Signs to Discuss With Your Pediatrician
- Your baby is consistently refusing feeds or eating significantly less than expected
- Persistent vomiting (not just spit-up) after most feedings
- Blood or mucus in stools
- Significant fussiness that does not improve after 1-2 weeks on a new formula
- Poor weight gain or weight loss
- Signs of allergic reaction: hives, facial swelling, wheezing, or difficulty breathing (seek immediate care)
Most formula discomfort (mild gas, occasional spit-up) is normal and does not require a formula change. Give any new formula at least 1-2 weeks before deciding it is not working. If you are tracking symptoms, bring that data to your appointment.
The Bottom Line
Enfamil and Similac are both safe, nutritionally complete formulas that meet FDA requirements. The signature ingredient differences (MFGM vs. HMO) are real but not clinically proven to produce different outcomes in healthy babies. The most meaningful practical differences are fat source (palm olein vs. no palm olein), taste, and mixing convenience.
Choose whichever one your baby tolerates well, is available at your store, and fits your budget. If that turns out to be a store brand, that is a perfectly good choice too. The best formula is the one that feeds your baby without draining your bank account or your peace of mind.
If you are switching formulas or want to track how your baby responds to a new one, keeping a simple log of feeds, diapers, and fussiness for a week or two gives you real data instead of guesswork. tinylog makes this easy — a few taps per feed and you will have a clear picture to share with your pediatrician if needed.
For comparisons of specific formula lines, see our guides on Enfamil Gentlease vs. Similac Sensitive and Enfamil NeuroPro vs. Similac 360 Total Care.
Related Guides
- Best Baby Formulas 2026 — An evidence-based guide
- NeuroPro vs. 360 Total Care — Premium lines compared
- Gentlease vs. Sensitive — For gassy babies
Sources
- U.S. Food and Drug Administration. "21 CFR Part 107 — Infant Formula." Code of Federal Regulations.
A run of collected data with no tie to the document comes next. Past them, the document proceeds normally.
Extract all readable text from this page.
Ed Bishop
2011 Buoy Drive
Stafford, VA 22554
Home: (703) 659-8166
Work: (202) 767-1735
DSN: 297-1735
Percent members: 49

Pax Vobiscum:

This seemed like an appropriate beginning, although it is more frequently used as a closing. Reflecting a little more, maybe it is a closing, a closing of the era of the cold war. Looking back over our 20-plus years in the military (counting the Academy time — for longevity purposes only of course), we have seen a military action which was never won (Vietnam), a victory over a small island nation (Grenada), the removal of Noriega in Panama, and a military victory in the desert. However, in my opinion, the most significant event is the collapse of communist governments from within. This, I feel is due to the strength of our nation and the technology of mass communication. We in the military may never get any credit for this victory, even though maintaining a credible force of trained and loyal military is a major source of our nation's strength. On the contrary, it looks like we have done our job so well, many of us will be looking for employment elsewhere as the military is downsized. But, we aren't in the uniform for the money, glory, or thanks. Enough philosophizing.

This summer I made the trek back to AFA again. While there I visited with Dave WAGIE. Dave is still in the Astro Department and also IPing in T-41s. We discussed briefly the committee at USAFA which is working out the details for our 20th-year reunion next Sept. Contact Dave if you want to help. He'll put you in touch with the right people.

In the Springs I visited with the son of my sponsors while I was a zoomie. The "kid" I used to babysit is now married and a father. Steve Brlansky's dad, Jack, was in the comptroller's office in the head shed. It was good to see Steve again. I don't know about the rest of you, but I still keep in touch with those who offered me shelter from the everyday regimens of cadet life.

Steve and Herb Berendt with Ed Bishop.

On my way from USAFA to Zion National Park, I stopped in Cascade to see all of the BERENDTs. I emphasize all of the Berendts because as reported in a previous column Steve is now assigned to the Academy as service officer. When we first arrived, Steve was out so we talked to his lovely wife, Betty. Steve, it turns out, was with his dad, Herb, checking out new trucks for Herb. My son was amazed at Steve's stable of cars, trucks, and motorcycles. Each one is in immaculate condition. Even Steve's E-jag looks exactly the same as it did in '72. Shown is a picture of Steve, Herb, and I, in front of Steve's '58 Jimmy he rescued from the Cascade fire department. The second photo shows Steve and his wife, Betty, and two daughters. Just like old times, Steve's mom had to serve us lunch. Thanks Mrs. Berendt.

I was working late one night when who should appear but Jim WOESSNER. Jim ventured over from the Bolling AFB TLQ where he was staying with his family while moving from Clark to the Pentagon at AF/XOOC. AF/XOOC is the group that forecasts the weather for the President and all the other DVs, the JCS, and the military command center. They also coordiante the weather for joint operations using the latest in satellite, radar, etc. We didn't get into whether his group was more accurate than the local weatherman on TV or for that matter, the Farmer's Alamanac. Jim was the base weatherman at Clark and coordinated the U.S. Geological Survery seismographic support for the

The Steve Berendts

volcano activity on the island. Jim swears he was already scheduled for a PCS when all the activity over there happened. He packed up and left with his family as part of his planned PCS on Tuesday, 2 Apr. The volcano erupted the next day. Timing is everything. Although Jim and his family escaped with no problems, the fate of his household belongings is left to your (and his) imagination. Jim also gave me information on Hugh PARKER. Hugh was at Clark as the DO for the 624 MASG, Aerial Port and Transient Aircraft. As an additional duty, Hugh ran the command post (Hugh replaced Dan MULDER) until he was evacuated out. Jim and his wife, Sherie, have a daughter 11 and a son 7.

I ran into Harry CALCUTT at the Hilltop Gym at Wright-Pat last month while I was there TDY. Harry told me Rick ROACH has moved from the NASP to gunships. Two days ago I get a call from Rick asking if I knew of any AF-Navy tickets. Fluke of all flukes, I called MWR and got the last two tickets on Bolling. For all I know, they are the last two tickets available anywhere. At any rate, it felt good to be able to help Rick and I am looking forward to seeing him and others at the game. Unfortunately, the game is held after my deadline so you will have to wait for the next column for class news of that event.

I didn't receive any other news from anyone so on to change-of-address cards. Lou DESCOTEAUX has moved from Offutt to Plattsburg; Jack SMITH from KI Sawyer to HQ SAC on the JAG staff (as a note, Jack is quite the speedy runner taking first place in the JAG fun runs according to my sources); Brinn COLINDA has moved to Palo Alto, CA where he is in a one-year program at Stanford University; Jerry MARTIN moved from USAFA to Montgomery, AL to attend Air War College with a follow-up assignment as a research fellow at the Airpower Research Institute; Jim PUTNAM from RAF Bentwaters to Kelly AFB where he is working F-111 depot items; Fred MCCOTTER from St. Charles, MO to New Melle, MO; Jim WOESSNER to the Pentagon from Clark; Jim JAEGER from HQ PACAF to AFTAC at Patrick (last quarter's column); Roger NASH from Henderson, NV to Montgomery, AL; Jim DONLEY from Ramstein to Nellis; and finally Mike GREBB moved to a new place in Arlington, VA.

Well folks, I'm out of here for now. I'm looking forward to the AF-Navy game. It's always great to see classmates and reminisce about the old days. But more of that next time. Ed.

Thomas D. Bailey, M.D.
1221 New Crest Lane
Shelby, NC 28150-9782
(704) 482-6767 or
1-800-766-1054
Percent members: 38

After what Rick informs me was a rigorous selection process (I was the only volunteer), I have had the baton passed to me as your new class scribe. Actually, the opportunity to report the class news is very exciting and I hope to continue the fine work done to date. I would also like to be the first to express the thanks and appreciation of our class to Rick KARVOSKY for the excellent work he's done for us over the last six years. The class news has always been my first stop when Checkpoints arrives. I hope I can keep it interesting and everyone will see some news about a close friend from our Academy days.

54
- American Academy of Pediatrics. "Choosing an Infant Formula." HealthyChildren.org, 2024.
- Litmanovitz I, et al. "Reduced crying and improved neurodevelopmental outcome in infants fed a formula with MFGM." Clinical Pediatrics, 2014.
- Marriage BJ, et al. "Infants fed a lower calorie formula with 2'-FL show growth and 2'-FL uptake similar to breastfed infants." Journal of Pediatric Gastroenterology and Nutrition, 2015.
- Koo WW, et al. "Palm olein in infant formula affects bone mineralization and calcium absorption." Journal of the American College of Nutrition, 2006.
- Alarcon PA, et al. "Effect of individual fatty acids on calcium absorption in infant formulas." Food and Nutrition Research, 2017.
- U.S. FDA. "Infant Formula Guidance Documents and Regulatory Information." fda.gov, 2023.
This guide is for informational purposes only and is not a substitute for professional medical advice. Formula recommendations should be discussed with your pediatrician, especially for babies with allergies, reflux, or other medical conditions.